Given the number of genuinely scary things you can stumble across on the internet, downloading a demonic force onto your hard drive might seem like one of the more benign possibilities. Nevertheless, it’s this devilish conceit, rather than pictures of naked grannies, that forms the premise of Pulse, a remake of Kiyoshi Kurosawa’s Japanese horror Kairo.

Veronica Mars’ Kristen Bell takes on heroine duties, joining fellow TV veterans Ron Rifkin and Ian Somerhalder to put on a convincingly terrified-yet-intrepid show, but it’s shortcomings behind the camera that are the main problem here. Fledgling director Jim Sonzero is clearly out of his depth, floundering in his search for a single solid scare. The reliance on hackneyed genre clichés is lamentable, and while they might have gotten away with it in a more artful tale, it’s a real handicap in a film predicated on haunted wi-fi.

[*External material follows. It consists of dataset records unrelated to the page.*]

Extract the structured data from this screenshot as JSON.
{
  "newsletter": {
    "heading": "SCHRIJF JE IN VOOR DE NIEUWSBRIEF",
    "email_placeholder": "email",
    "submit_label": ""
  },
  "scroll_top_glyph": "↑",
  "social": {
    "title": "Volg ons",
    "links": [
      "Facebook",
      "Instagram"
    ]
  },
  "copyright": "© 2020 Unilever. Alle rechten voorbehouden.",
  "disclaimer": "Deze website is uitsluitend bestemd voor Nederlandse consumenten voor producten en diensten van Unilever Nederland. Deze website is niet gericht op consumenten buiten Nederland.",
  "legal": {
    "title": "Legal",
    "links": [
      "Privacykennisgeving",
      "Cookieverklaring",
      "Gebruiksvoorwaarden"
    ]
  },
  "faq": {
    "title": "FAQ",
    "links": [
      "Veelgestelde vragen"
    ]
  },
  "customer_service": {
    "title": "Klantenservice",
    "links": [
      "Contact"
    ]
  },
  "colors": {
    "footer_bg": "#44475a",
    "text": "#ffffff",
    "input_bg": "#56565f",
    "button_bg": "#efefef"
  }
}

What’s worse, this updated version all but obscures the original film’s meditation on the agony of loneliness, glossing over its argument that modern communication technology isolates us rather than drawing people together. With nothing meaningful to read between the lines and a Luddite agenda that barely survives the translation, there’s little here beyond

a vaguely creepy yarn with instant messaging from beyond the grave.

An unrewarding experience that won’t scare you, but might make you think twice before opening email attachments.